Tuesday, August 24, 2010
By Joe Smydo, Pittsburgh Post-Gazette

The Pittsburgh Water and Sewer Authority’s controversial line-insurance program is a “pretty good deal,” City Controller Michael Lamb said this morning, but the program is so lucrative that he recommended the agency consider bringing it in-house.

Mr. Lamb this morning released an audit of PWSA that looked at the line insurance program, other financial matters and a customer-service program he said is seriously wanting.

Under an agreement worked out last year and approved by the PWSA board, Utility Line Security LLC of Wilkinsburg provides water and sewer line warranties to about 100,000 customers.

The monthly charge is $5 per customer, and customers must opt out if they don’t want the protection. Some customers resented the idea.

PWSA executive director Michael Kenney has personal and professional ties to ULS president Christopher Kerr. In addition, Mr. Kenney’s daughter briefly worked for ULS after it won the contract, though he has said she had no involvement in administering the project.

Mr. Lamb said he was “not happy” that Mr. Kenney didn’t do a better job of disclosing his ties to ULS as the program debuted. He said the program offers needed service at a reasonable price but believes the authority could benefit financially by offering the insurance itself.

The contract “is of significant benefit to the provider. With 110,000 customers billed at $5 per month, PWSA is guaranteeing ULS an income of $550,000 a month or $6.6 million a year unless customers opt out. Even at 75 percent participation, the number of customers participating is 82,500, yielding a monthly income of $412,500 or $4,950,000 a year,” the audit said.
In all, Mr. Lamb said, the number and scope of audit findings revealed nothing out of the ordinary at PWSA.

He said PWSA does need to improve customer-service operations, which were tested by auditors who approached the agency with customer complaints. The audit noted rude treatment by a receptionist and an e-mail that had received no response three months after it was sent.

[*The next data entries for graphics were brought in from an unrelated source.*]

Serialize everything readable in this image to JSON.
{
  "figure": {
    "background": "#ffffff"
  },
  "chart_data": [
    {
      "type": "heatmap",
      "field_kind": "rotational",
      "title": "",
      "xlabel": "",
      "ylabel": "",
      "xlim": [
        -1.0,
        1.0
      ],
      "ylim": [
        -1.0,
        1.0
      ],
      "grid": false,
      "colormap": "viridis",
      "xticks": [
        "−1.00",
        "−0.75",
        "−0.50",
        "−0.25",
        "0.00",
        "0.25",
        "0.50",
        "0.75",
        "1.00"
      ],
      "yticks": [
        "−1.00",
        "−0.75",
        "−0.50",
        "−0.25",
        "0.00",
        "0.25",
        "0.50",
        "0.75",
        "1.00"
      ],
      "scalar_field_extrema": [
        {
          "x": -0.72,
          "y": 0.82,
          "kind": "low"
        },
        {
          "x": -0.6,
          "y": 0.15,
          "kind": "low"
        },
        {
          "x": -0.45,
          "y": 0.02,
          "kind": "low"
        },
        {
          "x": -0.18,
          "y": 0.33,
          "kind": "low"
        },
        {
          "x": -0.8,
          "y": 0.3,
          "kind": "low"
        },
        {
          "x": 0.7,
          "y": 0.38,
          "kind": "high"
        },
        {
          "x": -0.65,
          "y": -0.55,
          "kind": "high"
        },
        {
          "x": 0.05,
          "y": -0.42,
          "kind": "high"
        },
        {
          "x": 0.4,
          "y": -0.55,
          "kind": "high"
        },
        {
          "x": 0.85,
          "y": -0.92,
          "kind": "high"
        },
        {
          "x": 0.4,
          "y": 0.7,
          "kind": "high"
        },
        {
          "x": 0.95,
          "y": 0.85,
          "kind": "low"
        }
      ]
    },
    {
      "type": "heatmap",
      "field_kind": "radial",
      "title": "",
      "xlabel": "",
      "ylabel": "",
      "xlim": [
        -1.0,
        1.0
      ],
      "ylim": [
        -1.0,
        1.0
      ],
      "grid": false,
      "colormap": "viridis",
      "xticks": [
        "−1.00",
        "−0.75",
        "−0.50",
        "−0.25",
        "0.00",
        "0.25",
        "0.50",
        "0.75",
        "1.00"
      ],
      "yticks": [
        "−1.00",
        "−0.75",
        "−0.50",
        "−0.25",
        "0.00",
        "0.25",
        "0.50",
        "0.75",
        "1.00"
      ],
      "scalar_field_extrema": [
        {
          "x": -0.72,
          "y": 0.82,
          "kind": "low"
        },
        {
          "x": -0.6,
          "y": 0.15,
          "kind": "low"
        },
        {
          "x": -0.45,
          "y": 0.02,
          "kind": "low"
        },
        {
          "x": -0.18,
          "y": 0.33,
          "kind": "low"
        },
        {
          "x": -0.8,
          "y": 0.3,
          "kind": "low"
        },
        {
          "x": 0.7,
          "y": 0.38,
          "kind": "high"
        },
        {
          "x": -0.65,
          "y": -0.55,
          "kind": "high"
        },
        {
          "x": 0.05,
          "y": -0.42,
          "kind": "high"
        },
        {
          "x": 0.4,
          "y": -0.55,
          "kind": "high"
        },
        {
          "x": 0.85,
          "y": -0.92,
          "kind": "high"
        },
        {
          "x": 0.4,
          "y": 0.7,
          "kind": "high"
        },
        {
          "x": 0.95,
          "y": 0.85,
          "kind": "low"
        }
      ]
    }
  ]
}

The auditors made “some good recommendations,” and the agency is “certainly going to look at all of them,” authority spokeswoman Melissa Rubin said.
However, she said the agency may not be ready to assume the liability that would accompany a takeover of the ULS program of insuring homeowner lines. She noted the insurance would make PWSA responsible for “what is now private plumbing.”

Ms. Rubin said the agency already has added a person to the phone bank and taken other steps to improve customer service.
She noted the authority leases office space in the Strip District. Ms. Rubin said the receptionist Mr. Lamb referred to in the audit was not an authority employee but a security guard hired by the building’s owner, and that person has been replaced.